Saturday, November 6, 2010

Cabby Capitalism

by Anne Kadet

Wall Street Journal
November 6, 2010

I remember the first time I heard a cabby brag about his genius medallion investment. In just five years, the value of his city-issued taxi operator's license had tripled, to $300,000. "Boy," I thought. "I really should look into that."

Yes, I really should have. Since 2001, the value of a corporate medallion (the kind you can own without personally driving a cab) quadrupled, to $825,000. Values have risen so steeply that the combined value of the city's 13,237 medallions now tops $10 billion. That's bigger than J.C. Penney, bigger than Whole Foods, bigger than ConAgra. If New York medallions traded on the NYSE, they'd qualify as a large-cap stock.

Not surprisingly, with all that money driving around, there's a whole cottage industry in place to support medallion investors. New York boasts 26 licensed medallion brokers and 69 medallion-leasing agents. We've even got a slew of lenders and a midsize bank dedicated to—you guessed it—medallion loans.

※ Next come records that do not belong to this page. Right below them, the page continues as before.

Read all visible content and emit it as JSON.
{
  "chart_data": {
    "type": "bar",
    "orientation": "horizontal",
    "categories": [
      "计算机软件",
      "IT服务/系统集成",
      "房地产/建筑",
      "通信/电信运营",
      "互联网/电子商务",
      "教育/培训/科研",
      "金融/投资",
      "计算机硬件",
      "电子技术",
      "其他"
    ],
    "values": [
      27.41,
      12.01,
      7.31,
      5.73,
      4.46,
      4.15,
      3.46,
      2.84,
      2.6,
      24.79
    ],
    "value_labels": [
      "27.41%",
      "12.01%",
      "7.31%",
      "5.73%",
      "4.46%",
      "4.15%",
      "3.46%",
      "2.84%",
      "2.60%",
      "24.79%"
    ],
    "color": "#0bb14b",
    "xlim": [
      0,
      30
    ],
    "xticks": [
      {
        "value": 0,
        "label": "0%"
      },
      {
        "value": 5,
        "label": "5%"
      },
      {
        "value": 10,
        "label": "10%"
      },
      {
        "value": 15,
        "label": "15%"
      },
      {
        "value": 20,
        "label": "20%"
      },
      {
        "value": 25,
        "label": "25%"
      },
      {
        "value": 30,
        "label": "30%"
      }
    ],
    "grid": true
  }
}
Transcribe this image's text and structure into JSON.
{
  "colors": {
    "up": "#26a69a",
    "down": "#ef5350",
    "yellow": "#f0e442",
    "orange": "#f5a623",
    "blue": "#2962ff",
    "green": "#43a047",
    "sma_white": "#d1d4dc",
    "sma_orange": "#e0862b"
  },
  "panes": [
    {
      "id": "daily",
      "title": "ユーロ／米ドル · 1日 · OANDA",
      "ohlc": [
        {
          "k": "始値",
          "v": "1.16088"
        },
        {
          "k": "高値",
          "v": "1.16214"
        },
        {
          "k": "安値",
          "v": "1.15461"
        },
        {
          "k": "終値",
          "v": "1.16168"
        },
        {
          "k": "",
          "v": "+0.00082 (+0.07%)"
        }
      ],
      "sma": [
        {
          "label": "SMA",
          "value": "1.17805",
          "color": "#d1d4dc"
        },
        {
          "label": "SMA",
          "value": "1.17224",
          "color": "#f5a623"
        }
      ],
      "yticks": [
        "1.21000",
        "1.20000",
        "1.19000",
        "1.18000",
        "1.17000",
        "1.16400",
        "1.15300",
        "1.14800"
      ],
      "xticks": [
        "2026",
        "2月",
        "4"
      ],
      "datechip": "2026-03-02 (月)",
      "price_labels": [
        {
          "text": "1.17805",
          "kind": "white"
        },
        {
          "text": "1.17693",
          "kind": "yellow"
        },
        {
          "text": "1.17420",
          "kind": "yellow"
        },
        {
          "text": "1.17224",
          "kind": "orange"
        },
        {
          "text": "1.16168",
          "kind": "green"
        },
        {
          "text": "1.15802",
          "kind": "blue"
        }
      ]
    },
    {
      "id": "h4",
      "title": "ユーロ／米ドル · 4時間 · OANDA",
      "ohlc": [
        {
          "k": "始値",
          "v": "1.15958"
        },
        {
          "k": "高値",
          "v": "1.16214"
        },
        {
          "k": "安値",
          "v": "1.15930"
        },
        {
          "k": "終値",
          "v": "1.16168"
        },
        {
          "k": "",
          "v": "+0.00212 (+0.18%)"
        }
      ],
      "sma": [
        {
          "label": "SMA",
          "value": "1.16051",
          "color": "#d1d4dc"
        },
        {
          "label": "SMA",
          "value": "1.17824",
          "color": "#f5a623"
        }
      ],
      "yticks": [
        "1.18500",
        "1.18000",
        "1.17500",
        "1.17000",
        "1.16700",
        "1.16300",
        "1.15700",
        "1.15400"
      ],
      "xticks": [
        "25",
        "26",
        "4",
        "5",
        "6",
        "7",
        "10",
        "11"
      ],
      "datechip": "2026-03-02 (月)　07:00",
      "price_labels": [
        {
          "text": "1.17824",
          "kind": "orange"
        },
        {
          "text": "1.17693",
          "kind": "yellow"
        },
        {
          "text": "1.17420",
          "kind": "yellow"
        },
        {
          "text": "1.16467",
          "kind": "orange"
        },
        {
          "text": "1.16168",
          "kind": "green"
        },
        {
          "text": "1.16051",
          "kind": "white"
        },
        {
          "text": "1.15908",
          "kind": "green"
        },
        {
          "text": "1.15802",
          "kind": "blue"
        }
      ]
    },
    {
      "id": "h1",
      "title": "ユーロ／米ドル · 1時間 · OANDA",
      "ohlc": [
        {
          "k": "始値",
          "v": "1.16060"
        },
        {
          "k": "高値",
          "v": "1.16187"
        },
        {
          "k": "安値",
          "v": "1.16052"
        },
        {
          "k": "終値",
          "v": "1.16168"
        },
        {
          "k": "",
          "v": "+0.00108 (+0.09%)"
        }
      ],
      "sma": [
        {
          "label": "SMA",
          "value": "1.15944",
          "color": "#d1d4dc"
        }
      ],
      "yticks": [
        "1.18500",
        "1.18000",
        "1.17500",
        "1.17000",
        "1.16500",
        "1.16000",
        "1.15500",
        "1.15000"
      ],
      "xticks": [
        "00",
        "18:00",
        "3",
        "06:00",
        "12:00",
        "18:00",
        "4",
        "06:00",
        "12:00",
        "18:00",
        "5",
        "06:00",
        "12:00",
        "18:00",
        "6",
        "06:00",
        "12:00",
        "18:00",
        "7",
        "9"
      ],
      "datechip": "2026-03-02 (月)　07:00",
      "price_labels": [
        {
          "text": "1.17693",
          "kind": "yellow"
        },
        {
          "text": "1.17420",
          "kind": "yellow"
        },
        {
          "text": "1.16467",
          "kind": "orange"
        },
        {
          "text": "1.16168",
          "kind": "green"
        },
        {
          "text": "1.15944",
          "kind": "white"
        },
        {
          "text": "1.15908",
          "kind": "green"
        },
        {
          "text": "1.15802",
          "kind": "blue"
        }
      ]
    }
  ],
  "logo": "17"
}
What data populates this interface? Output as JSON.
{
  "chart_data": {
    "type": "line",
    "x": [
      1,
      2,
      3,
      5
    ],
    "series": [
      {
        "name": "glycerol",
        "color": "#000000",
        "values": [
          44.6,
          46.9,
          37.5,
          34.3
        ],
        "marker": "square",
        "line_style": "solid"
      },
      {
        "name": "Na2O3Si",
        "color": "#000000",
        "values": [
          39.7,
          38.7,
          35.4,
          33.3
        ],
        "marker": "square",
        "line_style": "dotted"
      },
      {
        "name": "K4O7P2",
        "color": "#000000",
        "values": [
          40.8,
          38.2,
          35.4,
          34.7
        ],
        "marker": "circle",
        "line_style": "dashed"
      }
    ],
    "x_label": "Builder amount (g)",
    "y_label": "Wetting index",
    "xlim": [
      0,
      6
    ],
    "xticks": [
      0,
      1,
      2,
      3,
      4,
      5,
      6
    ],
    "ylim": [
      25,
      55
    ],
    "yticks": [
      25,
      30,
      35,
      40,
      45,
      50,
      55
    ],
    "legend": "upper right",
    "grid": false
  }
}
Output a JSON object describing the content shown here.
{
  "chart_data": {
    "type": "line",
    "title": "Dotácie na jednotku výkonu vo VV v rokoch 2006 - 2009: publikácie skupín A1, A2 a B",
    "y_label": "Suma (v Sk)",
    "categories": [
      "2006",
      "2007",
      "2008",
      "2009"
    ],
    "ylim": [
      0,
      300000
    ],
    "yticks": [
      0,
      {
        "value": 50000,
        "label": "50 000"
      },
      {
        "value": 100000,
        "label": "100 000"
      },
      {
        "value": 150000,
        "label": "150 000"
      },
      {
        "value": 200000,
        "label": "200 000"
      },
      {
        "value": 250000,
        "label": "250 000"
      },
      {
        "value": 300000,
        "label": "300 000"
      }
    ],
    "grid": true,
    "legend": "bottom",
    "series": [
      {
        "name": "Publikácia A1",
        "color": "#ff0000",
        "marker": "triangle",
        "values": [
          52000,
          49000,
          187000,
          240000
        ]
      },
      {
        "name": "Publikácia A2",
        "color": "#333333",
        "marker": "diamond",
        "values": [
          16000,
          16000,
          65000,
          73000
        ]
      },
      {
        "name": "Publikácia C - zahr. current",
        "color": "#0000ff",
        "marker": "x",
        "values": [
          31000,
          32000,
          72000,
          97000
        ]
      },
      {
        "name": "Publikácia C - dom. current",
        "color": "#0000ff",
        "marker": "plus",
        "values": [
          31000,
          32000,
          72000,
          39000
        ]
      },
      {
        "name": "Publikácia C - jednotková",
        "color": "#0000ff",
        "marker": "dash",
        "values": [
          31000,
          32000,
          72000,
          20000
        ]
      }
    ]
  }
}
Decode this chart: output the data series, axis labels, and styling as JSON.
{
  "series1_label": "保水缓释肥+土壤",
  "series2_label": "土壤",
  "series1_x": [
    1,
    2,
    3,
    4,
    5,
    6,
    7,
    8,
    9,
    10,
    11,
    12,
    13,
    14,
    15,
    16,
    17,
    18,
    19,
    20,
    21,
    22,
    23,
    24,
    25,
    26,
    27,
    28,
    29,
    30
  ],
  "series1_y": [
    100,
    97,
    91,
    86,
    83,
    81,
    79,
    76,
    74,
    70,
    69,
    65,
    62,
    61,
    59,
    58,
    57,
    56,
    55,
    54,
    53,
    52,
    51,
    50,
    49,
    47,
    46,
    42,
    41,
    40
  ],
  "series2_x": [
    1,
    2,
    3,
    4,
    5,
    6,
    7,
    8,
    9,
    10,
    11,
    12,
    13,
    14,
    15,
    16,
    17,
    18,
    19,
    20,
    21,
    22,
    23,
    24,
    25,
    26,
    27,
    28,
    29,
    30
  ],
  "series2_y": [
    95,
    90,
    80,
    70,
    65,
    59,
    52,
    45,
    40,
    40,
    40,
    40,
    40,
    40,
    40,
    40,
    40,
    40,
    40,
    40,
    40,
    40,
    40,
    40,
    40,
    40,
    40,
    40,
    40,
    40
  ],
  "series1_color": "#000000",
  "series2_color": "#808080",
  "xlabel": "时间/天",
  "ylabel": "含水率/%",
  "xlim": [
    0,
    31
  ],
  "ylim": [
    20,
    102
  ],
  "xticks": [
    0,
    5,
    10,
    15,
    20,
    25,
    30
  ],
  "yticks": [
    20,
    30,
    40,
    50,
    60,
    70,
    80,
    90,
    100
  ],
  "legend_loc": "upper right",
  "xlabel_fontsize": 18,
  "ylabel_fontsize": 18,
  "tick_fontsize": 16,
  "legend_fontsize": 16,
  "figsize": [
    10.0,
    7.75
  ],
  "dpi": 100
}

Medallion Financial (Nasdaq: TAXI) has a tagline: "In niches there are riches," and President Andrew Murstein says business is booming. Since his father, Alvin, a former fleet operator, founded the bank back in the 1950s, it's made $5 billion in medallion-backed loans, with zero losses. It's hard to repossess a house, but it's easy to repossess a medallion: You just hire a repo man to pluck it off the taxi's hood.